Dropout是文章亮点之一，属于提高模型泛化性的方法，操作比较简单，以一定概率随机让某些神经元输出设置为0，既不参与前向传播也不参与反向传播，也可以从正则化角度去看待它。

从模型集成的角度看

无Dropout网络：

$\begin{array}{l} Y^n=W^nX^{n-1}\\ X^n=F(Y^n)\\ \end{array}$

有Dropout网络：

$\begin{array}{l} Y^n=W^nX^{n-1}\\ d^{n-1}\sim Bernoulli (p)\\ X^n=d^{n-1} \odot F(Y^n) \end{array}$
其中

$p$ 为Dropout的概率，

$n$ 为所在层。

它是极端情况下的Bagging，由于在每步训练中，神经元会以某种概率随机被置为无效，相当于是参数共享的新网络结构，每个模型为了使损失降低会尽可能学最“本质”的特征，“本质”可以理解为由更加独立的、和其他神经元相关性弱的、泛化能力强的神经元提取出来的特征；而如果采用类似SGD的方式训练，每步迭代都会选取不同的数据集，这样整个网络相当于是用不同数据集学习的多个模型的集成组合。

从数据扩充(Data Augmentation)的角度看

机器学习学的就是原始数据的数据分布，而泛化能力强的模型自然不能只针对训练集上的数据正确映射输出，但要想学到好的映射又需要数据越多越好，很多论文已经证明，带领域知识的数据扩充能够提高训练数据对原始真实分布的覆盖度，从而能够提高模型泛化效果。
《Dropout as Data Augmentation》将Dropout看做数据扩充的方法，文中证明了：总能找到一个样本，使得原始神经网络的输出与Dropout神经网络的输出一致(projecting noise back into the input space)。
用论文中符号说明如下：

$\begin{array}{l} h(x)=xW+b\\ a(h)=rect(h)\\ \widetilde{a}(h)=M \odot rect(h) \end{array}$
其中： $x$ 为 $d_i$ 维空间的输入， $h(x)$ 为从 $d_i$ 维空间到 $d_h$ 维空间的仿射映射， $a(h)$ 为激活函数， $\widetilde{a}(h)$ 为Dropout版激活函数， $M\sim Bernoulli(p_h)$ ， $rect(h)$ 为rectifier函数(比如：ReLU):
对任何一个隐层，假设都存在一个输入 $x^*$ ，满足：

$(a\circ h)(x^*)=rect(h(x^*))\approx \vec{m}\odot rect(h(x))=(\widetilde{a} \circ h)(x)$
注：式子左边为原始神经网络某层，右边为Dropout神经网络某层。
采用SGD优化下面目标函数，总能找到一个输入 $x^*$ ：

$min~L(x,x^*)=min~|(a\circ h)(x^*)-(\widetilde{a} \circ h)(x)|^2$
对于一个 $n$ 层的神经网络：
原始神经网络表示为：

${f}^{(i)}(x^*)=({a}^{(i)}\circ h^{(i)}\circ ...\circ{a}^{(1)}\circ h^{(1)})(x^*)$
Dropout神经网络表示为：

$\widetilde{f}^{(i)}(x)=(\widetilde{a}^{(i)}\circ h^{(i)}\circ ...\circ\widetilde{a}^{(1)}\circ h^{(1)})(x)$
采用SGD优化下面目标函数，总能找到一系列输入 $(x^{(1)*},...,x^{(n)*})$ ：

$min~L(x,x^{(1)*},...,x^{(n)*})=min~\sum_{i=1}^{n}\lambda_i|{f}^{(i)}(x^{(i)*})-\widetilde{f}^{(i)}(x)|^2$
文中附录部分证明不可能找到唯一序列使得： $x^*=x^{(1)*}=...=x^{(n)*}$
所以每次Dropout都是在生成新的样本。

5.5.6 数据扩充

基本方法
正如前面所说，数据扩充本质是减少过拟合的方法，AlexNet使用的方法计算量较小，所以也不用存储在磁盘，代码实现时，当GPU在训练前一轮图像时，后一轮的图像扩充在CPU上完成，扩充使用了两种方法：
1、图像平移和图像反射(关于某坐标轴对称)；
2、通过ImageNet训练集做PCA，用PCA产生的特征值和特征向量及期望为0标准差为0.1的高斯分布改变原图RGB三个通道的强度，该方法使得top-1错误率降低1%。

5.5.7 多GPU训练

作者使用GTX 580来加速训练，但受限于当时硬件设备的发展，作者需要对网络结构做精细化设计，甚至需要考虑两块GPU之间如何及何时通信，现在的我们比较幸福，基本不用考虑这些。

5.5.8 AlexNet代码实践

使用CIFAR-10标准数据集，由6w张32×32像素图片组成，一共10个分类。

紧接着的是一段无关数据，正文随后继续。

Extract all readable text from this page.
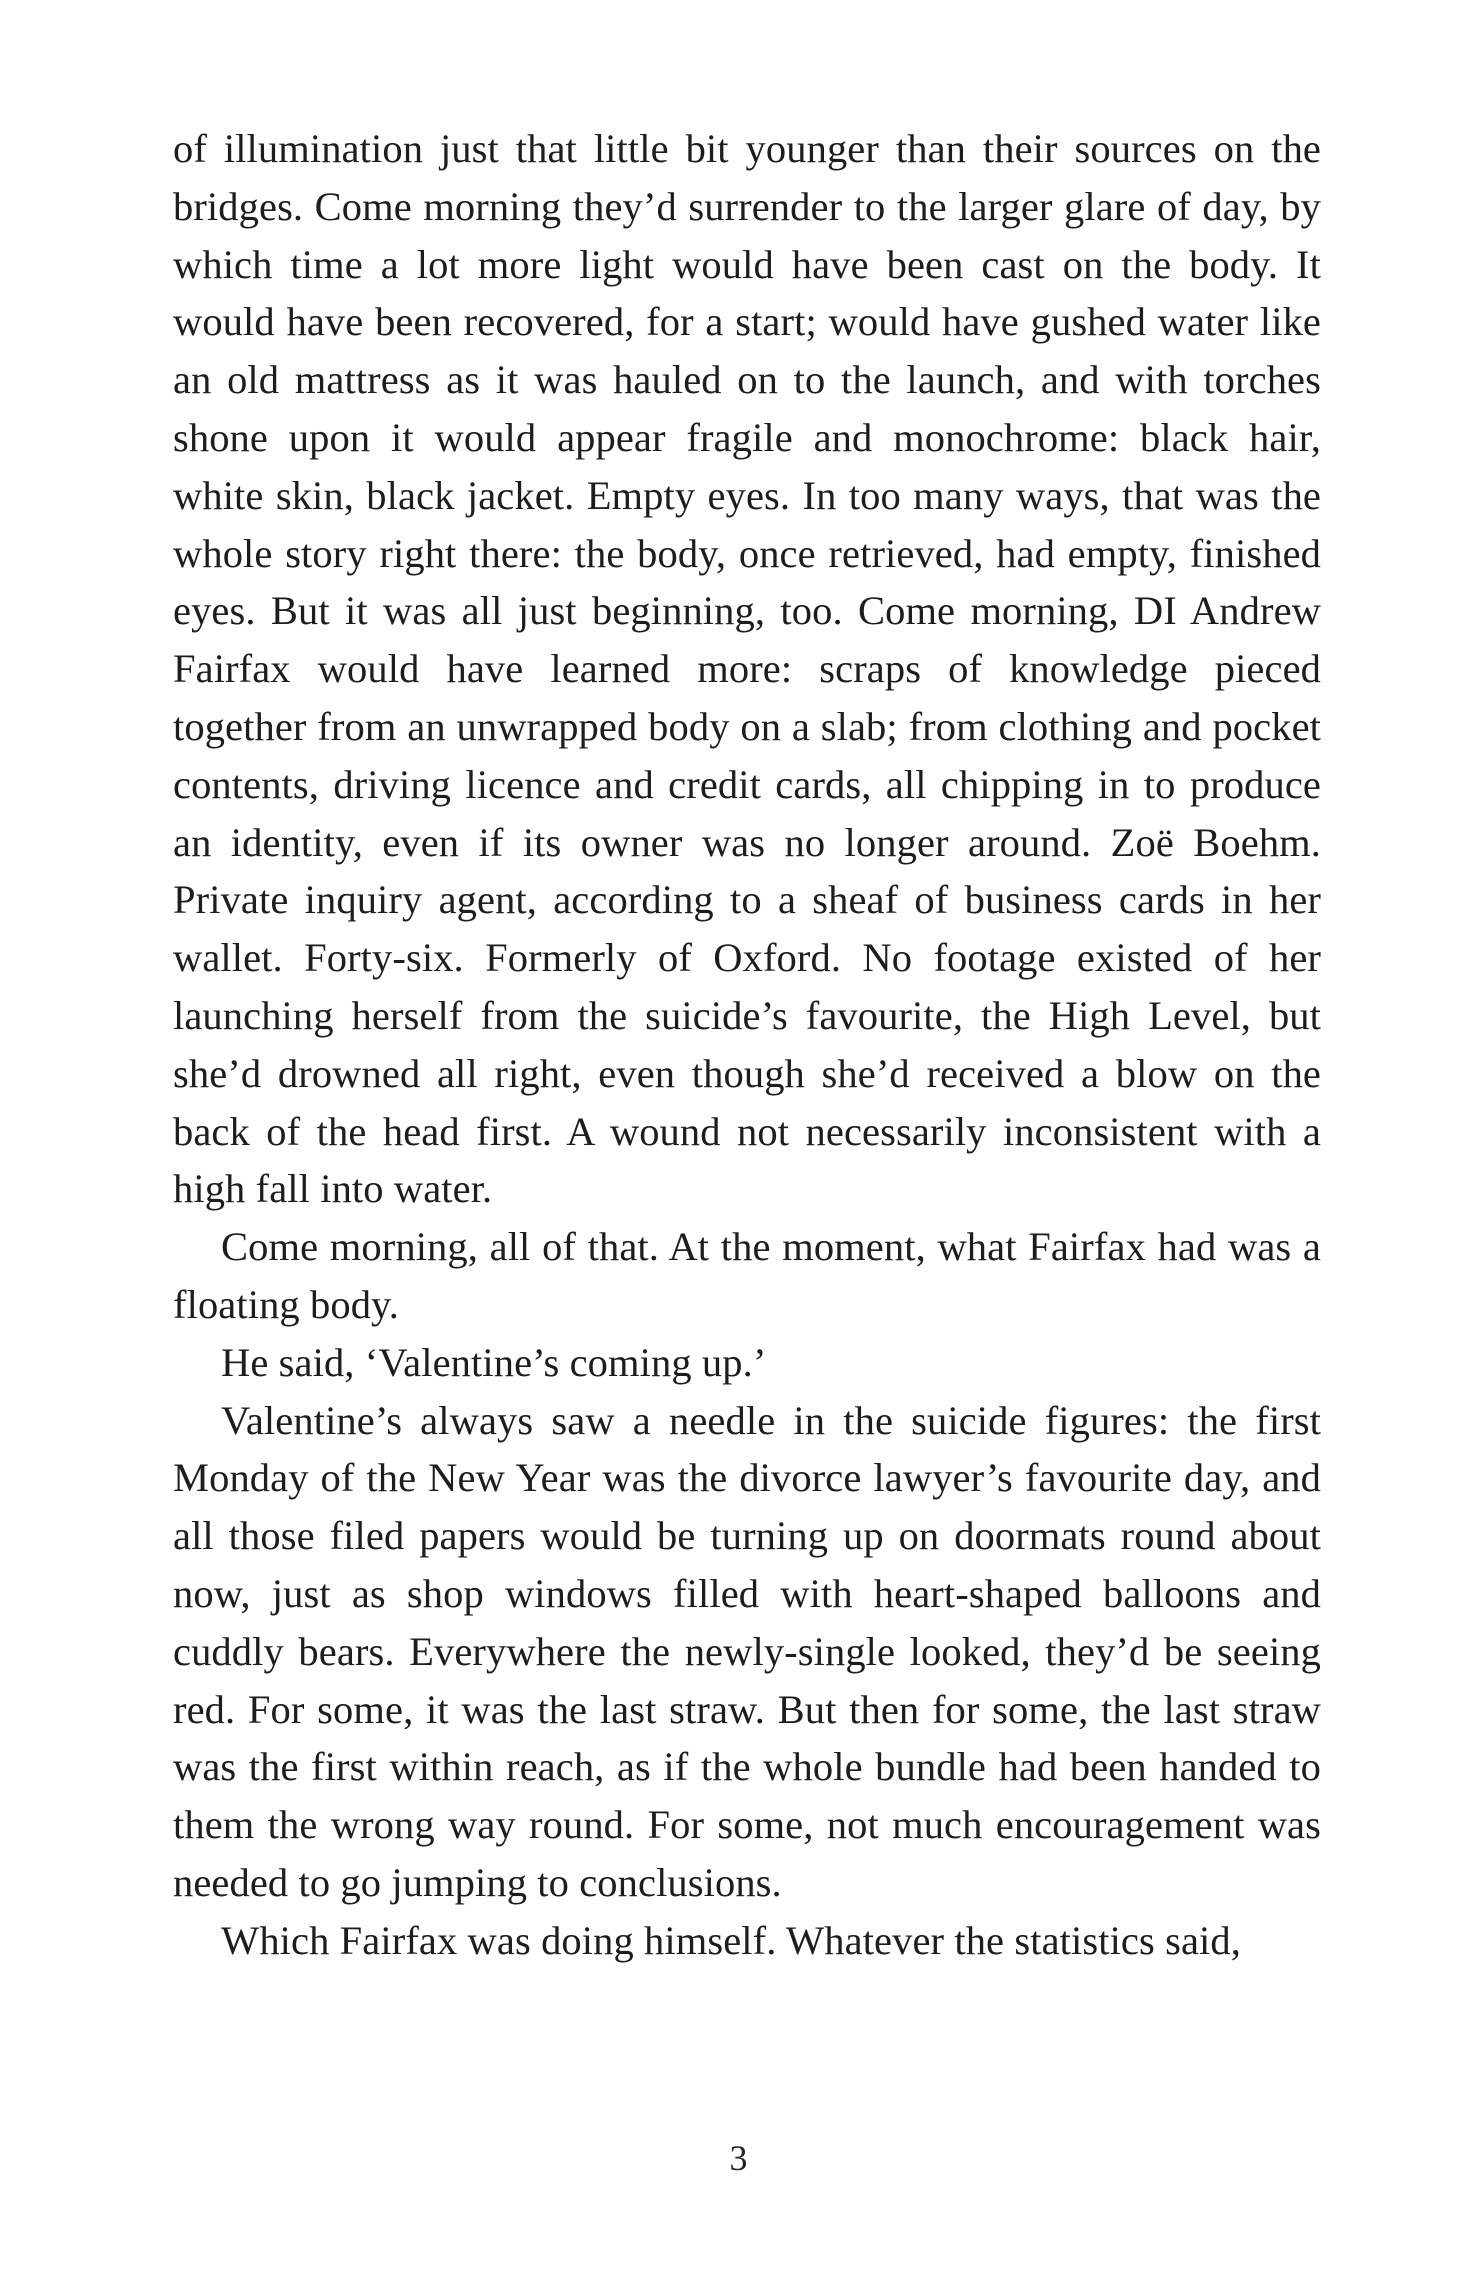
of illumination just that little bit younger than their sources on the bridges. Come morning they’d surrender to the larger glare of day, by which time a lot more light would have been cast on the body. It would have been recovered, for a start; would have gushed water like an old mattress as it was hauled on to the launch, and with torches shone upon it would appear fragile and monochrome: black hair, white skin, black jacket. Empty eyes. In too many ways, that was the whole story right there: the body, once retrieved, had empty, finished eyes. But it was all just beginning, too. Come morning, DI Andrew Fairfax would have learned more: scraps of knowledge pieced together from an unwrapped body on a slab; from clothing and pocket contents, driving licence and credit cards, all chipping in to produce an identity, even if its owner was no longer around. Zoë Boehm. Private inquiry agent, according to a sheaf of business cards in her wallet. Forty-six. Formerly of Oxford. No footage existed of her launching herself from the suicide’s favourite, the High Level, but she’d drowned all right, even though she’d received a blow on the back of the head first. A wound not necessarily inconsistent with a high fall into water.

Come morning, all of that. At the moment, what Fairfax had was a floating body.

He said, ‘Valentine’s coming up.’

Valentine’s always saw a needle in the suicide figures: the first Monday of the New Year was the divorce lawyer’s favourite day, and all those filed papers would be turning up on doormats round about now, just as shop windows filled with heart-shaped balloons and cuddly bears. Everywhere the newly-single looked, they’d be seeing red. For some, it was the last straw. But then for some, the last straw was the first within reach, as if the whole bundle had been handed to them the wrong way round. For some, not much encouragement was needed to go jumping to conclusions.

Which Fairfax was doing himself. Whatever the statistics said,

3
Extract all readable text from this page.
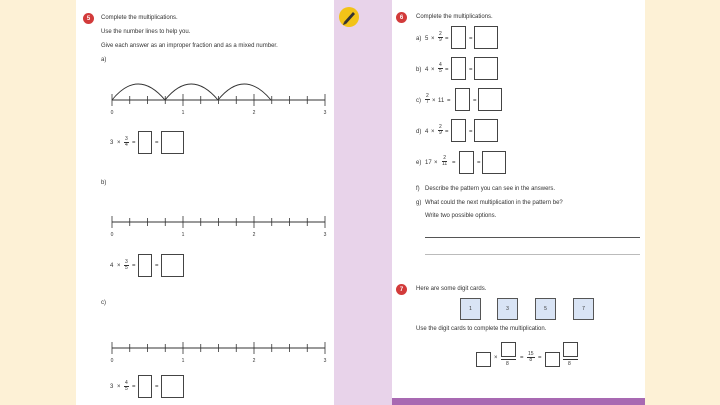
5	Complete the multiplications.
Use the number lines to help you.
Give each answer as an improper fraction and as a mixed number.
a)
0	1	2	3
$3 \times \frac{3}{4}$ =	=
b)
0	1	2	3
$4 \times \frac{3}{5}$ =	=
c)
0	1	2	3
$3 \times \frac{4}{5}$ =	=
6	Complete the multiplications.
a) $5 \times \frac{2}{9}$ =	=
b) $4 \times \frac{4}{5}$ =	=
$c) \frac{2}{7} \times 11$ =	=
d) $4 \times \frac{2}{9}$ =	=
e) $17 \times \frac{2}{11}$ =	=
f) Describe the pattern you can see in the answers.
g) What could the next multiplication in the pattern be?
Write two possible options.
7	Here are some digit cards.
1	3	5	7
Use the digit cards to complete the multiplication.
×
8
= $\frac{15}{8}$ =
8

像这样：

代码实现：

# -*- coding: utf-8 -*- 
import copy
import numpy as np
import pandas as pd
import matplotlib
matplotlib.use("Agg")
import matplotlib.pyplot as plt
import os
from matplotlib.pyplot import plot,savefig
from scipy.misc import toimage
from keras.datasets import cifar10,mnist
from keras.models import Sequential, Graph
from keras.layers.core import Dense, Dropout, Activation, Flatten, Reshape
from keras.optimizers import SGD, RMSprop
from keras.utils import np_utils
from keras.regularizers import l2
from keras.layers.convolutional import Convolution2D, MaxPooling2D, ZeroPadding2D, AveragePooling2D
from keras.callbacks import EarlyStopping
from keras.preprocessing.image import ImageDataGenerator
from keras.layers.normalization import BatchNormalization
from keras.callbacks import ModelCheckpoint
from keras import backend as K
import tensorflow as tf
tf.python.control_flow_ops = tf
from PIL import Image
def data_visualize(x, y, num):
    plt.figure()
    for i in range(0, num*num):
        axes=plt.subplot(num,num,i + 1)
        axes.set_title("label=" + str(y[i]))
        axes.set_xticks([0,10,20,30])
        axes.set_yticks([0,10,20,30])
        plt.imshow(toimage(x[i]))
    plt.tight_layout()
    plt.savefig('sample.jpg')
#以下结构统一忽略LRN层
def build_AlexNet(s):
    model = Sequential()
    #第一层，卷积层 + max pooling
    model.add(Convolution2D(96, 11, 11, border_mode='same', input_shape = s))
    model.add(Activation("relu"))
    model.add(MaxPooling2D(pool_size=(2, 2)))
    #第二层，卷积层 + max pooling
    model.add(Convolution2D(256, 5, 5, border_mode='same', activation='relu'))
    model.add(MaxPooling2D(pool_size=(2, 2)))
    #第三层，卷积层
    model.add(ZeroPadding2D((1,1)))
    model.add(Convolution2D(512, 3, 3, border_mode='same', activation='relu'))
    #第四层，卷积层
    model.add(ZeroPadding2D((1,1)))
    model.add(Convolution2D(1024, 3, 3, border_mode='same', activation='relu'))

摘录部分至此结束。